What's behind America's once-a-year obsession with rosé Champagne?
At Rebelle in New York City, head sommelier Kimberly Prokoshyn is stocking more rosé Champagne and sparkling wine in anticipation of the Valentine's Day rush. "People seem to be into the 'pink' drink for the holiday," she says. Twenty blocks uptown, Maialino wine director Jenni Guizio admits she's had to "dangle the carrot of rosé Champagne on Valentine's Day" in the past, hoping people would drink Champagne at all. "I haven't finalized the wine pairings for this year, but I can assure you it will not be all pink and red!" she says.
Prokoshyn and Guizio aren't the only ones who have noticed an increased thirst for pink bubbly this time of year. The Champagne Bureau—the U.S. arm of the wine trade organization known in France as Le Comité Champagne—reports exceptional growth in sales for the rosé category over the last decade. In 2015, American consumers enjoyed over 2.9 million bottles of rosé Champagne, with a spike in interest around the Valentine's Day season. Whether it's certain brands nailing their marketing formula or the subliminal leftovers of lifetimes-worth of color association with the holiday, that seed is firmly planted in the American drinker's psyche. And there's nothing wrong with that.

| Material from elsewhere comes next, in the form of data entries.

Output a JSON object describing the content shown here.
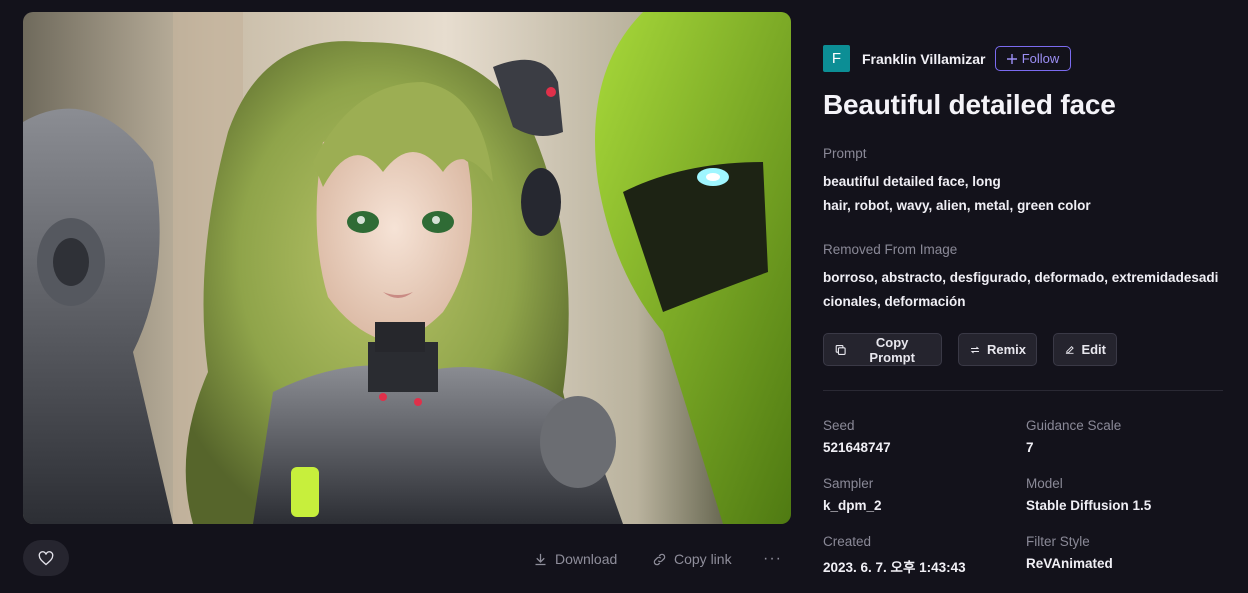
{
  "author": {
    "initial": "F",
    "name": "Franklin Villamizar",
    "follow_label": "Follow"
  },
  "title": "Beautiful detailed face",
  "prompt": {
    "label": "Prompt",
    "line1": "beautiful detailed face, long",
    "line2": "hair, robot, wavy, alien, metal, green color"
  },
  "removed": {
    "label": "Removed From Image",
    "line1": "borroso, abstracto, desfigurado, deformado, extremidadesadi",
    "line2": "cionales, deformación"
  },
  "buttons": {
    "copy_prompt": "Copy Prompt",
    "remix": "Remix",
    "edit": "Edit"
  },
  "footer": {
    "download": "Download",
    "copy_link": "Copy link",
    "more": "···"
  },
  "meta": {
    "seed_label": "Seed",
    "seed": "521648747",
    "guidance_label": "Guidance Scale",
    "guidance": "7",
    "sampler_label": "Sampler",
    "sampler": "k_dpm_2",
    "model_label": "Model",
    "model": "Stable Diffusion 1.5",
    "created_label": "Created",
    "created": "2023. 6. 7. 오후 1:43:43",
    "filter_label": "Filter Style",
    "filter": "ReVAnimated"
  },
  "colors": {
    "accent": "#7b6bf0",
    "avatar": "#0c8e95",
    "background": "#13121b"
  },
  "icons": [
    "heart-icon",
    "download-icon",
    "link-icon",
    "more-icon",
    "plus-icon",
    "copy-icon",
    "remix-icon",
    "edit-icon"
  ]
}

"No harm, no foul if it means getting people to drink a style of wine that they'd normally reject in favor of, say, bottles of massive red," says Amanda Smeltz of Bar Boulud and Boulud Sud. But it begs the question: is there a misconception out there of what rosé Champagne actually is in relation to its non-rosé counterparts? Brie Roland—who's authored a wine list that goes long on Champagne at St. Genevieve in Minneapolis—thinks so. "There is a perception that there's something special about it due to its color," she says. "It's personified as flirty, fun and romantic and also maybe even a little more accessible, despite the fact that many rosé Champagnes carry a higher price tag."
So, let's review the basics. To make Champagne or sparkling wine pink, there are two methods. The first is called saignée (the French term for "bled"). In this scenario, the base wine soaks up pigment from the grape skins in the tank just after harvest and is then drained (or bled) off those skins before turning into a fully red wine. The second and more common method is blending, in which a little red wine is added to the white base wine before the prise de mousse (the in-bottle fermentation that gives Champagne its sparkle). The more red is added, the darker the resulting rosé will be. Note, however, that blending is common for white, or blanc, cuvées as well. Most non-vintage Champagnes are blends of wines from different years, different vineyard parcels, and different grape varieties. Some of those wines are even whites made from red grapes, like Pinot Noir and Pinot Meunier.
Rosé Champagnes produced by either method can be delicious, minerally, mouthwatering, and festive-looking when poured into a glass, but they aren't more luxurious or more romantic than non-rosé. Nor are they necessarily sweeter or in any way more "feminine" than blanc de blancs or blanc de noirs. Master of Wine Jancis Robinson once surmised that most people couldn't tell a rosé Champagne from a white one if they were wearing a blindfold.
More crucial to a Champagne's flavor profile than its color are qualities like ripeness, oak-aging and dosage. "I think we (as wine professionals) did a good job promoting rosé as an 'all day, everyday' wine instead of something that was only appropriate in summer," notes Roland. "But we also promote Champagne as a wine with complexity, character and nuance and not just bubbles. I'm interested to see how my guests' curiosity and relationship with Champagne in all forms will influence this year's Valentine's Day wine choices."